Das Peenetal-Stadion und die erste Herrenmannschaft sind die Aushängeschilder des Vereins. Es läuft gut. „An ein paar Stellen könnte es noch besser sein!“, so ein Fan der Görminer. Jede helfende Hand ist praktisch in diesen kleinen Vereinen willkommen. Unweit der sich schlängelnden Peene, oder wie der Fluss auch genannt wird – der Amazonas Vorpommerns, befindet sich ein Sportplatz mit überdachter Sitzplatztribüne, von welcher aus der Zuschauer einen SV 90 Görmin sehen konnte, der nur knapp den Sprung in die Verbandsliga verpasste. Der große Konkurrent in der abgelaufenen Saison hieß TSG Neustrelitz II. Görmin kämpfte dort nicht nur gegen diese Mannschaft, sondern auch gegen Regionalliga-Spieler und Abstimmungsfehler zwischen zwei Verbänden, dem Landesverband auf der einen Seite und dem Nord-Ostdeutschen Fußballverband auf der anderen. Ohne Begrenzung konnten somit Halb-Profis gegen die Feierabendfußballer der Landesliga eingesetzt werden. Unter Wettbewerbsverzerrung lässt sich die ganze Tragödie zusammenfassen. Die Görminer sagten: „Es hat nicht sollen sein. Dann greifen wir in der nächsten Saison wieder an!“. Vor diesem heutigen Spiel gegen den Spitzenreiter FSV 1919 Malchin lag Görmin auf dem dritten Platz und hatte den zweitbesten Sturm. Die Malchiner sind die mit der besten Abwehr der Liga – also gute Voraussetzungen für ein spannendes Spiel. Das sollte es auch werden.
Mit einem Paukenschlag zum Auftakt
Der Stadionsprecher hatte noch nicht seinen Text aufgesagt, da stand es schon 1:0. Das Spiel war noch keine Minute alt als Andreas Bahls die Abwehr der Malchiner durchdrang und zur Führung einschoss. So richtig fand Malchin keine Antwort. Von geschockt kann auch keine Rede sein, da sie sich eifrig bemühten und dabei noch recht harsch zu Werke gingen.

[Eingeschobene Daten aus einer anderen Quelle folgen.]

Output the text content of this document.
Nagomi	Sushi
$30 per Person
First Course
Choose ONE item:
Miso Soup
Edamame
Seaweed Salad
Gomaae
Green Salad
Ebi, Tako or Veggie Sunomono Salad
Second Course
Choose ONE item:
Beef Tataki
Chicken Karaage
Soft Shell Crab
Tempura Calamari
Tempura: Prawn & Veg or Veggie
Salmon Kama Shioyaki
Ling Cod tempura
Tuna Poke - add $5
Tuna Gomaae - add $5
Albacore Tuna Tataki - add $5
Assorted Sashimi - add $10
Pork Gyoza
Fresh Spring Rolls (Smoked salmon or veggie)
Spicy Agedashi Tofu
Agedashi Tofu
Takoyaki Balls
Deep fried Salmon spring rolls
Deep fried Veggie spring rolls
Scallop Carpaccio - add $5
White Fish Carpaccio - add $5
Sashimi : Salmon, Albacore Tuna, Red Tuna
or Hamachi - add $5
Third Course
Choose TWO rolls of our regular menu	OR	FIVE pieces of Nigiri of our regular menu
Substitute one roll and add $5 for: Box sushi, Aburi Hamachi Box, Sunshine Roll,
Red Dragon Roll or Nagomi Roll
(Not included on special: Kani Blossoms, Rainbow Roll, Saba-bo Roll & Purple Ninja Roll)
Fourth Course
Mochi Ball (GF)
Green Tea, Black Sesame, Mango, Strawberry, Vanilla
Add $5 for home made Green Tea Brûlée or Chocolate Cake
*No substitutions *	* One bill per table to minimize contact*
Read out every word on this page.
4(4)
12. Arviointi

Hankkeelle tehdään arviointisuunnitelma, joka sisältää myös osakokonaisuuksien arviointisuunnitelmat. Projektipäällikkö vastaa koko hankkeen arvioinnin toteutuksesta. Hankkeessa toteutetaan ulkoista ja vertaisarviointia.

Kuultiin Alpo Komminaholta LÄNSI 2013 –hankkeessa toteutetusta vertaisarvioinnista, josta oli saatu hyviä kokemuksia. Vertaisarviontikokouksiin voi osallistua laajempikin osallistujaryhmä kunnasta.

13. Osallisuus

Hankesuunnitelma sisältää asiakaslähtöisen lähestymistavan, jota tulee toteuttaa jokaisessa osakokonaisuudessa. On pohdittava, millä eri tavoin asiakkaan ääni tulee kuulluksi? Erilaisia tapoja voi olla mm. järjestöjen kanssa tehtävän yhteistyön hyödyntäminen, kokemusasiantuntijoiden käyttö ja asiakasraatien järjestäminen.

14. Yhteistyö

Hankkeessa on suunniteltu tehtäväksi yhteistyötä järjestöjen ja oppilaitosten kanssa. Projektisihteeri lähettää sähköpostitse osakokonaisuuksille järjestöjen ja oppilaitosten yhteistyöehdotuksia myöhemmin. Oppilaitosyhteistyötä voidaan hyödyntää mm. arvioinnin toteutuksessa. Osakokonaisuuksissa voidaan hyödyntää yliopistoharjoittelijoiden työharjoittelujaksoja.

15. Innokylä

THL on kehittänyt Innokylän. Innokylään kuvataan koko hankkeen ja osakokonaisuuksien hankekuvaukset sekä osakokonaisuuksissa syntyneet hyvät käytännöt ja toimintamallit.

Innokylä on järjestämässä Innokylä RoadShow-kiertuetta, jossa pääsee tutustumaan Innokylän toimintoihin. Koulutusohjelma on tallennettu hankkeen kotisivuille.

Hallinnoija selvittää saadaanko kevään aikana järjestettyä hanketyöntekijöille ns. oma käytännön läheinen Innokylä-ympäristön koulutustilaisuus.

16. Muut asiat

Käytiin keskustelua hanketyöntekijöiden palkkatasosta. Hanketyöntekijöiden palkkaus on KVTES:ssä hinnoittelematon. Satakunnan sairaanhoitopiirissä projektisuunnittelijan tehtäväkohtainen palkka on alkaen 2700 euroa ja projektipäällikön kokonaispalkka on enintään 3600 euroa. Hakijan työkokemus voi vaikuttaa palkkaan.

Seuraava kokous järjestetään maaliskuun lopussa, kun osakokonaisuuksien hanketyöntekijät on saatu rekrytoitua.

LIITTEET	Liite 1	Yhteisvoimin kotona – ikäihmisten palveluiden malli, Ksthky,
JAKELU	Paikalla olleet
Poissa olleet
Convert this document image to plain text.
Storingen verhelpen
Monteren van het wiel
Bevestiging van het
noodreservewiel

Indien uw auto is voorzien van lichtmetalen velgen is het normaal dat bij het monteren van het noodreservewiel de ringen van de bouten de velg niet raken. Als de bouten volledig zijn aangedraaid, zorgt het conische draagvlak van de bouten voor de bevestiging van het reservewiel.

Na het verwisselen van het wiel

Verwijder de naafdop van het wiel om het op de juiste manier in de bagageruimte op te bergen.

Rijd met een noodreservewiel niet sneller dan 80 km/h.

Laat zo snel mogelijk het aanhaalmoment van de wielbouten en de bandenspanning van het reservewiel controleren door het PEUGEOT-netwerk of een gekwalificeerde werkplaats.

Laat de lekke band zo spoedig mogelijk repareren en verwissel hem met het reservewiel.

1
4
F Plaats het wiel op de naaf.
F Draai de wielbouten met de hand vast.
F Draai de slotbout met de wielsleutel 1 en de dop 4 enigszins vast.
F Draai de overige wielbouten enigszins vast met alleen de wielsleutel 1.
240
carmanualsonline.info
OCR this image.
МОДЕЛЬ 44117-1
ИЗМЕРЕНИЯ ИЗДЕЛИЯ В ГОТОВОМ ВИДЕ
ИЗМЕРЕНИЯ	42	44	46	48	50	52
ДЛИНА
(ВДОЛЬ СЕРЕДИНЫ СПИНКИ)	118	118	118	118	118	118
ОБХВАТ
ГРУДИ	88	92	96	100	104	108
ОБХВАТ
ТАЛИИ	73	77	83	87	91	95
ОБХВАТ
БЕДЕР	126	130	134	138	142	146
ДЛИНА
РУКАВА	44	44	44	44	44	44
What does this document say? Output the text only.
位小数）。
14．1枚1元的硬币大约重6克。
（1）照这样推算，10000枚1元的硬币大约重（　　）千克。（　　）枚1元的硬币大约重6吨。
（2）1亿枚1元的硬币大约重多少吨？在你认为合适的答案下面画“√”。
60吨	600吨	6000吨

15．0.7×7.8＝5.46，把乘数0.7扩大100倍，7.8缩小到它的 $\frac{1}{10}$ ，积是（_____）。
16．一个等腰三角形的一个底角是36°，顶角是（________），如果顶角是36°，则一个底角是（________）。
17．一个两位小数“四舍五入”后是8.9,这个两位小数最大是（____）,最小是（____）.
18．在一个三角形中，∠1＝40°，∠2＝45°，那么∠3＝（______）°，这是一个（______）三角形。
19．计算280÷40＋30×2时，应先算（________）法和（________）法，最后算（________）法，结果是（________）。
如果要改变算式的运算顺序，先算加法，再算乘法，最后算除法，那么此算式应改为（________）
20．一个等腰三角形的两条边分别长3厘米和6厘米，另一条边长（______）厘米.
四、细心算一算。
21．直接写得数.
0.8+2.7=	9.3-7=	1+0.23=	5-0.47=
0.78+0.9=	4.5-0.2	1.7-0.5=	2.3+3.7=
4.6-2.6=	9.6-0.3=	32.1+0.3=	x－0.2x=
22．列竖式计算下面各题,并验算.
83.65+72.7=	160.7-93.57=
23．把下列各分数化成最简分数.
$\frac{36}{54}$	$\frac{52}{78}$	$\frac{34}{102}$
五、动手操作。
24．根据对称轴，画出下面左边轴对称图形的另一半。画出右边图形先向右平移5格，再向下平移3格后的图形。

Die Defensive der Görminer stand sicher und die Zweikampfstärke war die Basis des Erfolgs. Das Spiel bot Schnelligkeit, Engagement und Hektik. Für Außenstehende eine gute Unterhaltung. Das Nervenkostüm der Akteure und Fans wurde dagegen stark beansprucht. Im Vorwärtsgang brachten Rogee, Bahls und Meyer die Malchiner immer wieder in Nöte. Die beste Chance zum Ausbau der Führung war ein Pfostenschuss von Meyer in der 38. Minute. Die Halbzeitpause ließ den Puls sinken. Sensationelle 273 Zuschauer waren gekommen – unter ihnen auch 25 Malchiner mit einer Fahne zugegen. Eine interessante Mischung aus Rentnern, keifenden Frauen und der sportlichen Fraktion, die von den Ordnern nie aus den Augen gelassen wurden. Gesungen wurde leider nur einmal. Über den Inhalt von „Wir fahr’n nach Haus, ihr müsst hier wohn’“ ließe sich bestimmt diskutieren. Auf der anderen Seite hatten Görminer die ihren Sektor mit Bannern geschmückt, gaben häufig Schlachtrufe von sich und wedelten mit Fähnchen. Auf einem dieser standen ja fast eines Gebotes gleich die weisen Worte: „Auswärts muss man stinken!“.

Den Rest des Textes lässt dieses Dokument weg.